While major pharmaceutical companies met a June 2024 deadline, smaller firms were granted a 12-month reprieve on their separate December 2024 target. Some in India’s pharmaceutical lobby have, however, been pushing for more time, warning that businesses would be forced into bankruptcy by the costs.

But news that Sresan Pharmaceutical Manufacturer – which made the Coldrif syrup that was linked to the latest deaths – had not upgraded its facilities was a key factor in convincing government officials to ignore those appeals, said three of the people, who spoke on condition of anonymity to discuss non-public deliberations.

The decision was made in October after tests confirmed a high level of toxicity in some Coldrif syrups, according to two of the people. Drugmakers were informed of the decision at a conference on Thursday, one of them said.

Once the upgrades are completed, India plans to phase out a controversial rule introduced in 2023 that mandates additional testing of cough syrups at government-designated laboratories before export, one of the people said.

If India had adhered to its original deadline, the latest deaths could have been avoided, said Udaya Bhaskar of the All India Drugs Control Officers’ Confederation, which represents pharmaceutical regulators. All the recent deaths were linked to a batch of Coldrif syrup made in May.

Bhaskar said he supported scrapping additional testing for exports once all labs were certified to WHO standards: “It’s not the government’s job to test every batch. That responsibility lies with the manufacturer. The government’s duty is to ensure compliance.”

HIGHLY TOXIC

Government tests found the syrup manufactured by Sresan contained 48.6% diethylene glycol (DEG), or nearly 500 times the limit set by India and the WHO.

A Reuters investigation in 2023 had exposed regulatory and legal gaps that allowed unscrupulous manufacturers to substitute DEG for pharmaceutical-grade propylene glycol. Despite the earlier deaths abroad, there is no record of anyone getting jailed in India.

“Contamination may occur through deliberate adulteration to cut costs or accidental mix-ups and mislabelling, especially in shared processing facilities,” according to the October presentation seen by Reuters.

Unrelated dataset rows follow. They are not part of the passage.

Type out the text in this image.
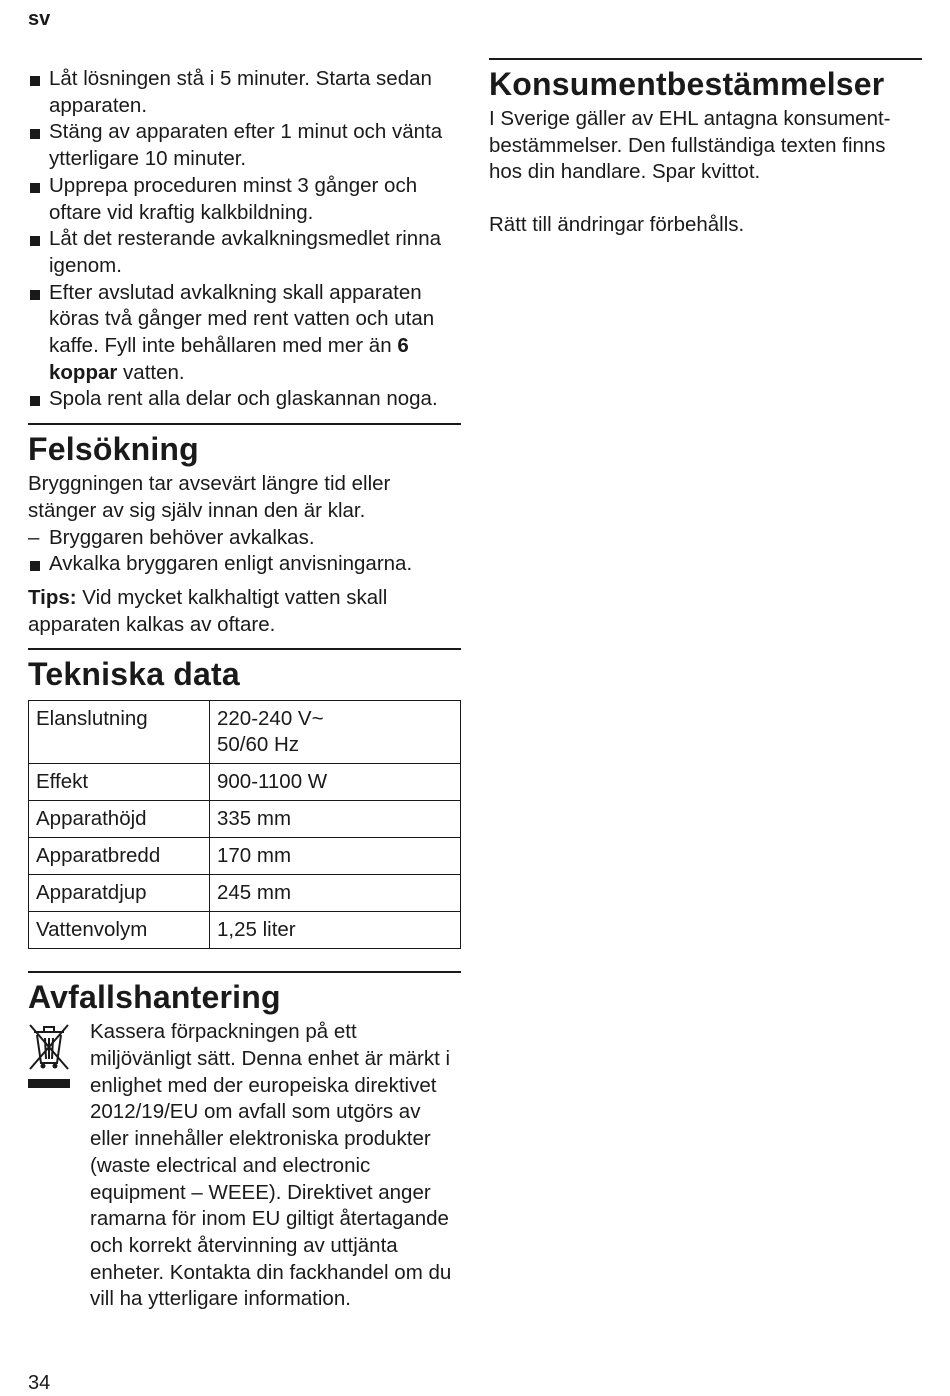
sv
Låt lösningen stå i 5 minuter. Starta sedan apparaten.
Stäng av apparaten efter 1 minut och vänta ytterligare 10 minuter.
Upprepa proceduren minst 3 gånger och oftare vid kraftig kalkbildning.
Låt det resterande avkalkningsmedlet rinna igenom.
Efter avslutad avkalkning skall apparaten köras två gånger med rent vatten och utan kaffe. Fyll inte behållaren med mer än 6 koppar vatten.
Spola rent alla delar och glaskannan noga.
Felsökning
Bryggningen tar avsevärt längre tid eller stänger av sig själv innan den är klar.
– Bryggaren behöver avkalkas.
Avkalka bryggaren enligt anvisningarna.
Tips: Vid mycket kalkhaltigt vatten skall apparaten kalkas av oftare.
Tekniska data
Elanslutning	220-240 V~
50/60 Hz

Effekt	900-1100 W
Apparathöjd	335 mm
Apparatbredd	170 mm
Apparatdjup	245 mm
Vattenvolym	1,25 liter
Avfallshantering
Kassera förpackningen på ett miljövänligt sätt. Denna enhet är märkt i enlighet med der europeiska direktivet 2012/19/EU om avfall som utgörs av eller innehåller elektroniska produkter (waste electrical and electronic equipment – WEEE). Direktivet anger ramarna för inom EU giltigt återtagande och korrekt återvinning av uttjänta enheter. Kontakta din fackhandel om du vill ha ytterligare information.
Konsumentbestämmelser
I Sverige gäller av EHL antagna konsumentbestämmelser. Den fullständiga texten finns hos din handlare. Spar kvittot.
Rätt till ändringar förbehålls.
34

Authorities have since revoked Sresan’s manufacturing license, banned its products, and arrested its founder S. Ranganathan on suspicion of manslaughter.

Sresan’s corporate office in a residential building in the southern city of Chennai and its manufacturing site – which is based in a ramshackle shed-like structure – were both closed during Reuters’ visits.

India’s US$50 billion pharmaceutical industry is composed of some 3,000 companies that operate over 10,000 factories.

About two dozen firms are responsible for the majority of drugs manufactured in the country, government data show. Much of the remaining 40% is produced by small- and medium-size enterprises, many of which fear the costs of upgrading their facilities will render them economically unviable.

Jagdeep Singh, secretary of the SME Pharma Industries Confederation, has warned that nearly half of the manufacturing units in the pharmaceutical hub state of Himachal Pradesh would shut if an extension was not forthcoming.

But regulators no longer seem convinced by that argument, one of the sources told Reuters.

The deadline “cannot be extended again and again – people are dying,” the person said, adding that major drugmakers which have already upgraded their facilities could meet any shortfall.